Puis, appelant le mécanicien :

« Storr, dit-il, les fanaux.

– À l’instant, monsieur Banks ! »

Vingt secondes après, deux faisceaux électriques jaillissaient des yeux du Géant d’Acier, et, par un mécanisme automatique, ils se promenaient à tous les points de l’horizon. Les éléphants étaient là, en grand cercle, autour de Steam-House, immobiles, comme endormis, dormant peut-être. Ces feux, qui éclairaient confusément leurs masses profondes, semblaient les animer d’une vie surnaturelle. Par une simple illusion d’optique, ceux de ces monstres sur lesquels se plaquaient de violents ménisques de lumière, prenaient alors des proportions gigantesques, dignes de rivaliser avec celles du Géant d’Acier. Frappés de ces vives projections, ils se relevaient soudain, comme s’ils eussent été touchés par un aiguillon de feu. Leur trompe pointait en avant, leurs défenses se redressaient. On eût dit qu’ils allaient s’élancer à l’assaut du train. Des grognements rauques s’échappaient de leur vaste mâchoire. Bientôt, même, cette subite fureur se communiqua à tous, et il s’éleva autour de notre campement un assourdissant concert, comme si cent clairons eussent à la fois sonné quelque retentissant appel.

« Éteins ! » cria Banks.

Le courant électrique fut subitement interrompu, et le sabbat cessa presque instantanément.

« Ils sont là, campés en cercle, dit l’ingénieur et ils seront encore là au lever du jour !

– Hum ! » fit le capitaine Hod, dont la confiance me parut quelque peu ébranlée.

Quel parti prendre ? Kâlagani fut consulté.
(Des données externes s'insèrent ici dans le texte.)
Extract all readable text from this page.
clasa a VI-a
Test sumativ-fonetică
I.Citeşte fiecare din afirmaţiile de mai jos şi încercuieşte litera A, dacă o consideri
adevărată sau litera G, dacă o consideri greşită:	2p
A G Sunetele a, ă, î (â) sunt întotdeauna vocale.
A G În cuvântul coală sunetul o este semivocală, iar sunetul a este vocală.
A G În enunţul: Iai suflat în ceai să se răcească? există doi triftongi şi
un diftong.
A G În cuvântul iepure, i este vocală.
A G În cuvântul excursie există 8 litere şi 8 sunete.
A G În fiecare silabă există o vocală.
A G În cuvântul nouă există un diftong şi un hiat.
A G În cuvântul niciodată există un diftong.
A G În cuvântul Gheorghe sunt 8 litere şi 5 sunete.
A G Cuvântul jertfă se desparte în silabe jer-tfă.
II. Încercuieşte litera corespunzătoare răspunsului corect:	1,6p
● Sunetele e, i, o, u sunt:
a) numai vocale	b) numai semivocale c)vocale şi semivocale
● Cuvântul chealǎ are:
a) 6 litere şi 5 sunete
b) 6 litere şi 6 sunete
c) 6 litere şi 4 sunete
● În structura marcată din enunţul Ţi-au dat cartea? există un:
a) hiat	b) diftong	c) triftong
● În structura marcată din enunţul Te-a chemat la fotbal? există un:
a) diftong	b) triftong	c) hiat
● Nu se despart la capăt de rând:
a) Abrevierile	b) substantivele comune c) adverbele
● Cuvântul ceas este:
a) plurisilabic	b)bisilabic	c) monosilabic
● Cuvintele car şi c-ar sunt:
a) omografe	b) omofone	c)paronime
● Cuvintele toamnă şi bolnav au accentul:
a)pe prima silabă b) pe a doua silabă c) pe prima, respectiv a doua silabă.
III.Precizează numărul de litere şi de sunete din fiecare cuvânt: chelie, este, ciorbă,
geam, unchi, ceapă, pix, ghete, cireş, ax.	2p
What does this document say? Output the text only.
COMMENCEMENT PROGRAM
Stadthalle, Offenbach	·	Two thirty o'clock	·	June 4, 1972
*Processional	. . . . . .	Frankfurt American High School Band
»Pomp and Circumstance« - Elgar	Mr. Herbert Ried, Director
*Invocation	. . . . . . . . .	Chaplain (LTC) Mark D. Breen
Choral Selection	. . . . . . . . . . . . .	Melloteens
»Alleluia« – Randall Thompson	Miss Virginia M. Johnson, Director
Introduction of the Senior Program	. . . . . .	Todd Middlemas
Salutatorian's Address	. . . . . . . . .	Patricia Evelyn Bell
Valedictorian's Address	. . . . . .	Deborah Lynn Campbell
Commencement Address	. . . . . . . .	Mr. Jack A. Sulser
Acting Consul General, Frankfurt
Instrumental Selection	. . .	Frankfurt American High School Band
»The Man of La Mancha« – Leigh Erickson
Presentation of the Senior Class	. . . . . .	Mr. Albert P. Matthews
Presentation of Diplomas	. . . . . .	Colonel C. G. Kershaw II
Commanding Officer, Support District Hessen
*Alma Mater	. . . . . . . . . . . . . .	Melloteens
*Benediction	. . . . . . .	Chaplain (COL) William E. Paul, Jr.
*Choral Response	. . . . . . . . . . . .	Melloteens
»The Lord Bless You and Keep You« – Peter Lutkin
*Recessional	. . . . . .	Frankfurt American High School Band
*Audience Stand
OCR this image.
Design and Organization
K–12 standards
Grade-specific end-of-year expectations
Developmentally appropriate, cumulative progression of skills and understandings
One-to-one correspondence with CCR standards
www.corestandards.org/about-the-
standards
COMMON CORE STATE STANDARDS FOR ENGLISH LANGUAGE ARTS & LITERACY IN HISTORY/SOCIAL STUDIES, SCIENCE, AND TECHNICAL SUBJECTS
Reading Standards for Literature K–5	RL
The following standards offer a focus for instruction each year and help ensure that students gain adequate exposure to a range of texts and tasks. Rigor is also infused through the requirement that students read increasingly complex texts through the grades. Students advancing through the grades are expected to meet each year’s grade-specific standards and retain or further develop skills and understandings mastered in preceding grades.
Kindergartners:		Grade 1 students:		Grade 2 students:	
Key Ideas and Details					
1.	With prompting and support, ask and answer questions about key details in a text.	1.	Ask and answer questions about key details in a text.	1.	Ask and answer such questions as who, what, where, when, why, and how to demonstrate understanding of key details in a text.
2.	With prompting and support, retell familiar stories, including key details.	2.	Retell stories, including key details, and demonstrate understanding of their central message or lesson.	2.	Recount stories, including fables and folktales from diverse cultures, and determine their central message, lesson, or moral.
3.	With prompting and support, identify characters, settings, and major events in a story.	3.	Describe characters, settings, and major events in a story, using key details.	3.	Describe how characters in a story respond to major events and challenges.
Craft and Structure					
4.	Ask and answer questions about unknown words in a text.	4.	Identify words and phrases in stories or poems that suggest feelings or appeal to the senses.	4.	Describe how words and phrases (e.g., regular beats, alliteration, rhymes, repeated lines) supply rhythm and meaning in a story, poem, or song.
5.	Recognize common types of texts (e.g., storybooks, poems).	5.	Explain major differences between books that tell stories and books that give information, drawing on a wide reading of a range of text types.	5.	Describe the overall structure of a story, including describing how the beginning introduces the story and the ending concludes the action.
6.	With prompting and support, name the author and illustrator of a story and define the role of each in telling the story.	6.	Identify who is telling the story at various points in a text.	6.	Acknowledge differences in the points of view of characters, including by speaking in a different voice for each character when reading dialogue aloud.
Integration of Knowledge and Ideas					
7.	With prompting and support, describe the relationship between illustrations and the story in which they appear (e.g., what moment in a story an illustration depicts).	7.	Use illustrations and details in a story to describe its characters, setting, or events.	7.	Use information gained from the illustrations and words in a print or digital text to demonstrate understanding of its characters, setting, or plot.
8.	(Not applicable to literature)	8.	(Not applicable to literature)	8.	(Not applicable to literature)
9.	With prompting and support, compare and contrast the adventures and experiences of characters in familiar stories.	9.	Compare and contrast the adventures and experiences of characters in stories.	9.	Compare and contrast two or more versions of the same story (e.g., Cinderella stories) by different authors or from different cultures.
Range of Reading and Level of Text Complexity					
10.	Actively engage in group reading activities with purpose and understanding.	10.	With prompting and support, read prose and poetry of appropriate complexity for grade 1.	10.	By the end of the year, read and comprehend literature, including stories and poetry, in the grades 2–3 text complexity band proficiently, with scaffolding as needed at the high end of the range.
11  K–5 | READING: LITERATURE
Il ne cacha point l’inquiétude qu’il éprouvait.

Pouvait-on songer à quitter le campement, au milieu de cette nuit obscure ? C’était impossible. À quoi cela eût-il servi, d’ailleurs ? La troupe d’éléphants nous aurait certainement suivis, et les difficultés eussent été plus grandes que pendant le jour.

Il fut donc convenu que le départ ne s’effectuerait qu’à la première aube. On marcherait avec toute la prudence et toute la célérité possibles, mais sans effaroucher ce redoutable cortège.

« Et si ces animaux s’entêtent à nous escorter ? demandai-je.